# BBS RS189 15x6 (?) ET38...question



## randomz (Jul 18, 2012)

OK, so recently grabbed a set of BBS RS189's for my e30 already bored to 57.1"

They measure 7.5" and 8.5" (outer edge, below lip to inner edge, below lip if that makes sense).

And don't worry, we still have our MKV :wave:

Been trying to figure out the specs on them and am having a tough time coming up with correct measurements. 

I'm told RS189 in stock form was 15x6 ET38 with 1" lip

Measured the lips while on the wheels (as seen here: http://forums.vwvortex.com/showthre...iece-wheels-lips-barrels-ect.&highlight=piece) and came up with:

Front 2" Lip (so +1...right?)
Rear 3" Lip (s +2...right?)

My question: what the hell ET do i have now with the new lips? and is that width correct? if there is an easier way to figure this out please point me in the right direction and i'll gladly learn!


----------



## 87vr6 (Jan 17, 2002)

If the wheel was 15x6 with a one inch lip, how does adding a two inch lip only make it 7.5... and the three incher only 8.5? 

I'm at work now, but I have a good calculator on my home computer for this type of thing.
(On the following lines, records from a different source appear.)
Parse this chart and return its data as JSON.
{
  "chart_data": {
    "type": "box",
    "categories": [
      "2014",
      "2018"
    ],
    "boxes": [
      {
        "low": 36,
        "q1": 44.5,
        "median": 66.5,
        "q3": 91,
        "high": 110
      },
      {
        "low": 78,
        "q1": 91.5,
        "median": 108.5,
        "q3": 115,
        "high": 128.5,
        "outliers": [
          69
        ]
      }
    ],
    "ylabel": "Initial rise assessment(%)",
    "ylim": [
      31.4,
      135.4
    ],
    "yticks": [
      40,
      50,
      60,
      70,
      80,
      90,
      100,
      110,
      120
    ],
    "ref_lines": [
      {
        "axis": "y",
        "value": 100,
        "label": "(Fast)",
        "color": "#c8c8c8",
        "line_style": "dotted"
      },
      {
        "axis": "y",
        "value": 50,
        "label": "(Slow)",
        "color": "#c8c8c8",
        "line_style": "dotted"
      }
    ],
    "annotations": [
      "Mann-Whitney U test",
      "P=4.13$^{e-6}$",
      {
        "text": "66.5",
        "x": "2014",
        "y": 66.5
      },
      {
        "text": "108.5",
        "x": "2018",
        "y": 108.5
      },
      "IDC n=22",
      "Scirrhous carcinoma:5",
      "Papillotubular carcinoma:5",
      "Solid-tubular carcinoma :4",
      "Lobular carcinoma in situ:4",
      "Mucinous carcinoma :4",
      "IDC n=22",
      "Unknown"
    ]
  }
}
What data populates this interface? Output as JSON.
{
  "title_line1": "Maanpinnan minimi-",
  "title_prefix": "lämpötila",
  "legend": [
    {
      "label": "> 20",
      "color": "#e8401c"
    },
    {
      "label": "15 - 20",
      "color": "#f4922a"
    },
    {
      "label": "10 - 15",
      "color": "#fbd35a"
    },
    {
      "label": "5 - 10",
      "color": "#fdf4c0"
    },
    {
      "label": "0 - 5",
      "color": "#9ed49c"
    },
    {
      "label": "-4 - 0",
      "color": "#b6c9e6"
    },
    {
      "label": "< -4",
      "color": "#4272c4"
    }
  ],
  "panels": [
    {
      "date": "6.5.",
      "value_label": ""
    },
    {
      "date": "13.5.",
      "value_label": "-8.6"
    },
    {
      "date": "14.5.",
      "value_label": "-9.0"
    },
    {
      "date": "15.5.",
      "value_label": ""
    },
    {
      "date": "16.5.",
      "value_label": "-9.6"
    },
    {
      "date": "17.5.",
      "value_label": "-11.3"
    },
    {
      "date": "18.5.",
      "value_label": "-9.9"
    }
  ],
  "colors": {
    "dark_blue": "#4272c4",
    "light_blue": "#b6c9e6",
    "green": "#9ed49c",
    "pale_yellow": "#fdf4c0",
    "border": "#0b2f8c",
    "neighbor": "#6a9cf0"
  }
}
Did you measure the wheels properly? Get seperate measurements for the barrels and the lips... Recheck your math.

Rules of thumb:

Changing only the lip (and thus the width) will minus you 12-13mm for every inch of lip you add without changing the barrel...
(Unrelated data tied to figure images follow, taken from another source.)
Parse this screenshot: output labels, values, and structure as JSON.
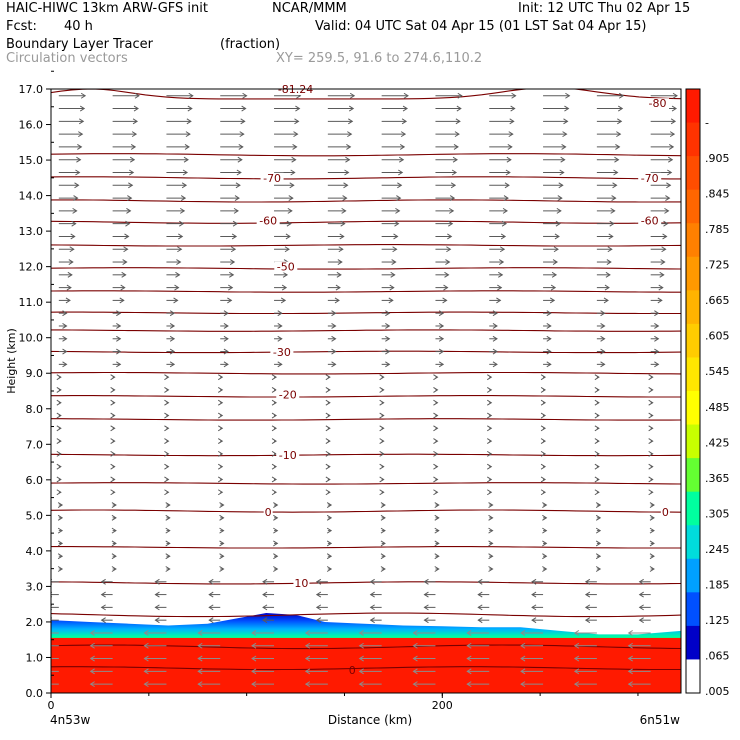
{
  "header": {
    "model": "HAIC-HIWC 13km ARW-GFS init",
    "org": "NCAR/MMM",
    "init": "Init: 12 UTC Thu 02 Apr 15",
    "fcst_label": "Fcst:",
    "fcst_value": "40 h",
    "valid": "Valid: 04 UTC Sat 04 Apr 15 (01 LST Sat 04 Apr 15)",
    "field": "Boundary Layer Tracer",
    "field_units": "(fraction)",
    "overlay": "Circulation vectors",
    "xy": "XY= 259.5, 91.6 to 274.6,110.2"
  },
  "chart_data": {
    "type": "heatmap",
    "title": "Boundary Layer Tracer",
    "units": "(fraction)",
    "ylabel": "Height (km)",
    "xlabel": "Distance (km)",
    "ylim": [
      0,
      17
    ],
    "xlim": [
      0,
      322
    ],
    "x_ticks": [
      0,
      200
    ],
    "x_tick_labels": [
      "0",
      "200"
    ],
    "x_endpoints": [
      "4n53w",
      "6n51w"
    ],
    "y_ticks": [
      0,
      1,
      2,
      3,
      4,
      5,
      6,
      7,
      8,
      9,
      10,
      11,
      12,
      13,
      14,
      15,
      16,
      17
    ],
    "y_tick_labels": [
      "0.0",
      "1.0",
      "2.0",
      "3.0",
      "4.0",
      "5.0",
      "6.0",
      "7.0",
      "8.0",
      "9.0",
      "10.0",
      "11.0",
      "12.0",
      "13.0",
      "14.0",
      "15.0",
      "16.0",
      "17.0"
    ],
    "colorbar_labels": [
      "-",
      ".905",
      ".845",
      ".785",
      ".725",
      ".665",
      ".605",
      ".545",
      ".485",
      ".425",
      ".365",
      ".305",
      ".245",
      ".185",
      ".125",
      ".065",
      ".005"
    ],
    "colorbar_colors": [
      "#ff1a00",
      "#ff3300",
      "#ff4d00",
      "#ff6600",
      "#ff8000",
      "#ff9900",
      "#ffb300",
      "#ffcc00",
      "#ffe600",
      "#ffff00",
      "#c8ff00",
      "#64ff32",
      "#00ff9f",
      "#00dcdc",
      "#00a0ff",
      "#0050ff",
      "#0000c8",
      "#ffffff"
    ],
    "boundary_layer_top_km": [
      [
        0,
        2.05
      ],
      [
        20,
        2.0
      ],
      [
        40,
        1.95
      ],
      [
        60,
        1.9
      ],
      [
        80,
        1.95
      ],
      [
        95,
        2.1
      ],
      [
        110,
        2.25
      ],
      [
        125,
        2.2
      ],
      [
        140,
        2.0
      ],
      [
        160,
        1.95
      ],
      [
        180,
        1.9
      ],
      [
        200,
        1.88
      ],
      [
        220,
        1.85
      ],
      [
        240,
        1.85
      ],
      [
        260,
        1.75
      ],
      [
        280,
        1.65
      ],
      [
        300,
        1.65
      ],
      [
        322,
        1.75
      ]
    ],
    "temperature_contours": [
      {
        "label": "-81.24",
        "value": -81.24
      },
      {
        "label": "-80",
        "value": -80
      },
      {
        "label": "-70",
        "value": -70
      },
      {
        "label": "-60",
        "value": -60
      },
      {
        "label": "-50",
        "value": -50
      },
      {
        "label": "-30",
        "value": -30
      },
      {
        "label": "-20",
        "value": -20
      },
      {
        "label": "-10",
        "value": -10
      },
      {
        "label": "0",
        "value": 0
      },
      {
        "label": "10",
        "value": 10
      }
    ],
    "contour_labels": [
      {
        "text": "-81.24",
        "x": 125,
        "y": 17.0
      },
      {
        "text": "-80",
        "x": 310,
        "y": 16.6
      },
      {
        "text": "-70",
        "x": 113,
        "y": 14.5
      },
      {
        "text": "-70",
        "x": 306,
        "y": 14.5
      },
      {
        "text": "-60",
        "x": 111,
        "y": 13.3
      },
      {
        "text": "-60",
        "x": 306,
        "y": 13.3
      },
      {
        "text": "-50",
        "x": 120,
        "y": 12.0
      },
      {
        "text": "-30",
        "x": 118,
        "y": 9.6
      },
      {
        "text": "-20",
        "x": 121,
        "y": 8.4
      },
      {
        "text": "-10",
        "x": 121,
        "y": 6.7
      },
      {
        "text": "0",
        "x": 111,
        "y": 5.1
      },
      {
        "text": "0",
        "x": 314,
        "y": 5.1
      },
      {
        "text": "10",
        "x": 128,
        "y": 3.1
      },
      {
        "text": "0",
        "x": 154,
        "y": 0.65
      }
    ]
  }
}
15x6 et38 (4.5 barrel, .5 face, 1 lip) ---> 15x7 (4.5 barrel, .5 face, 2 lip) et 25

Same as above, but changing only the barrel 1" at a time makes the offset go up 12-13mm thus the 15x6 with 1" lip et38 becomes 15x7 with 1" lip et 50

Changing both is a whole nother ball game. I may be wrong about those measurements, someone else correct me, or at least until I get home and use the calc I have that works real nice...


----------



## randomz (Jul 18, 2012)

I must have meant 15x7 and 15x8, up too late last night

The barrels were not changed. Only the lips, so that makes sense. That was my understanding from reading around on here and other forums. 

So stock lip was 1", right? The lips are now 2" front (so +1") and 3" rear (so +2") rear, which would make them ET25 and ET14.

Ill gladly measure the barrels if that'll help, but can that be done without splitting the wheels?

Thanks a lot for your help man! Would deff be curious to see how that calculator works/what you come up with :thumbup:



87vr6 said:


> If the wheel was 15x6 with a one inch lip, how does adding a two inch lip only make it 7.5... and the three incher only 8.5?
> 
> I'm at work now, but I have a good calculator on my home computer for this type of thing. Did you measure the wheels properly? Get seperate measurements for the barrels and the lips... Recheck your math.
> 
> ...


----------



## randomz (Jul 18, 2012)

Bump...so the wheels deff measure 7.5" and 8.5"...so confused :banghead:


----------